La domanda interessante da farsi è come mai in una presunta corsa delle forme viventi verso la perfezione si siano conservate strutture così arcaiche, vecchie di almeno trecento milioni di anni.
Certo è sensato pensare che, benché più semplici delle moderne piante a fiori, questi esseri abbiano un genoma particolarmente indovinato. Ma la risposta alla domanda resta comunque un'altra: loro esistono perché  fra le forme viventi non esiste nessuna corsa verso la perfezione.
Ricordate sempre la piramide della vita.
La base è formata da esseri unicellulari e batteri e virus sono ancora a formare questa base non da milioni ma da miliardi di anni.
I viventi si possono trasformare, alcuni di loro lo fanno, ma non perché c'è una direzione da seguire o tantomeno un Direttore cui obbedire.
Le specie parassite, per esempio, incarnano un regresso, altre, sempre per esempio, nelle loro vicissitudini, si trovano nelle condizioni di cambiare o di soccombere. Altre ancora, se possono restare come sono,ci restano.
Le "Code di cavallo" sono rimaste. La loro complessità è già stupefacente ma lo è meno di quella delle rose, delle viti o dei trifogli.
Nelle foreste tropicali raggiungono vari metri d'altezza ma, anche nelle migliori condizioni, non potranno mai competere con l'imponenza di una quercia.
Comunque coesistono con noi, questo è un fatto, e nessuno può dire se, per quanto più semplici, dureranno o no più di noi.
Un altro fatto è che, intanto che coesistono, noi le adoperiamo.
Soprattutto la loro specie più comune, che è l'arvense.
Questa, a primavera, dalle sue gemme sotterranee fa spuntare steli fertili sporiferi ma non fotosintetici e steli sterili non sporiferi ma fotosintetici che si caratterizzano per l'elevato contenuto di Silicio, presente sia in forma chimica solubile che insolubile. Quest'ultima è forse uno dei segreti della sopravvivenza della specie dato che in così alta quantità usurerebbe presto i denti di chi si provasse a mangiarla. Un altro effetto di questo silicio insolubile è la capacità che conferisce alla pianta di riflettere la luce solare in eccesso.
Al Silicio solubile e a tutte le altre sostanze che contiene (e che in generale contengono tutte le Code di cavallo) si deve invece l'attività rimineralizzante della pianta.
In pratica questa favorisce la ricalcificazione delle ossa accelerandone i tempi,
ragione per cui se ne consiglia l'impiego in gravidanza, nella menopausa e più in generale nell'osteoporosi.
Il Silicio è presente in particolar modo nel tessuto aortico e nei tendini, organi le cui fibre elastiche perdono di efficienza con l'invecchiamento e, al tempo stesso, con la perdita di Silicio.
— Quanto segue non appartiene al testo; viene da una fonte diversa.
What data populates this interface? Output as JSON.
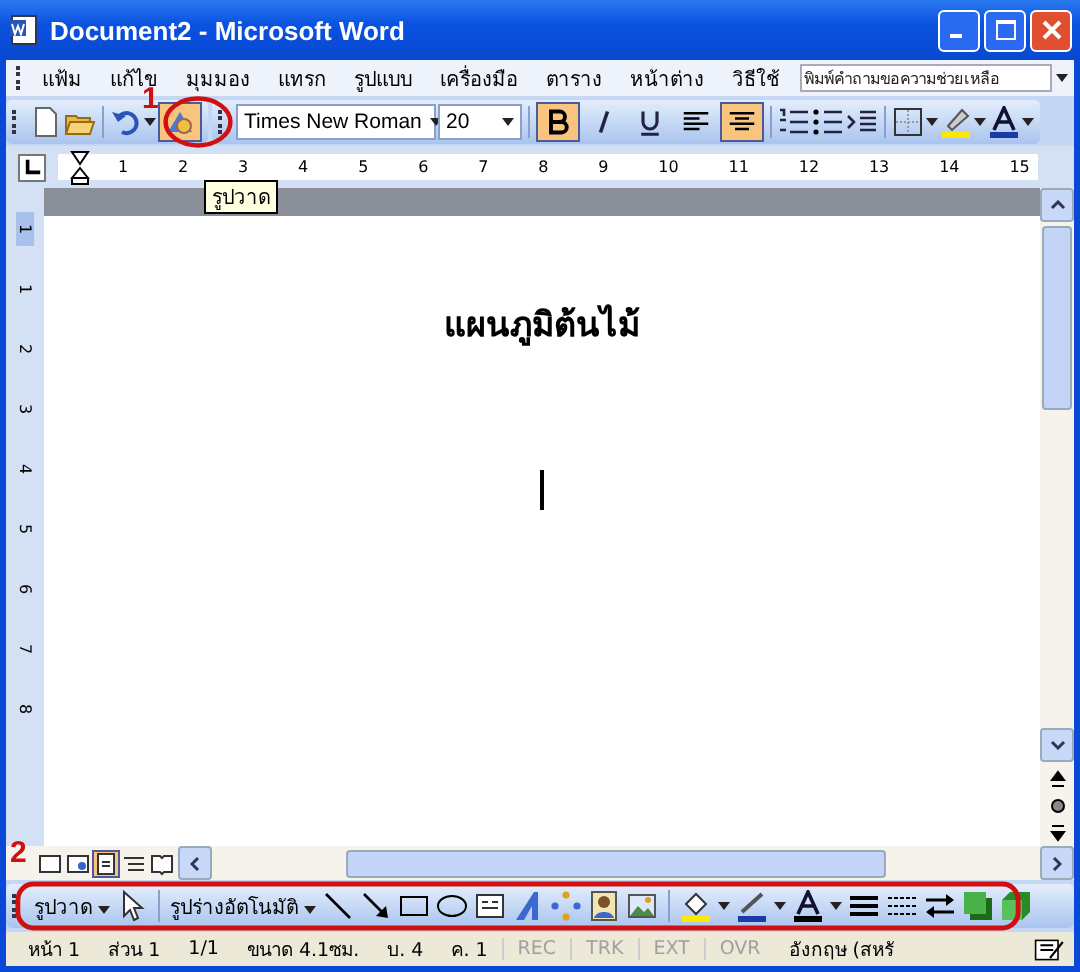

Da qui l'impiego dell'equiseto per rallentare questo processo di degrado.
L'equiseto è diuretico. Fonti autorevoli dicono che l'infuso ha azione diuretica potente ma minore azione rimineralizzante; il decotto, al contrario, ha minore azione diuretica e maggiore azione rimineralizzante.
Gli Equiseti, alcuni in particolare contengono un enzima, la Tiaminasi che è in grado di distruggere la vitamina B (Tiamina), ma alcol e quindi tinture, temperature di 100 °C e quindi infusi e decotti neutralizzano l'enzima.
Si può ottenere dagli Equiseti anche un miglioramento dell'elasticità cutanea. Da qui il loro uso in cosmetologia per la prevenzione delle rughe e più in generale dell'invecchiamento della pelle.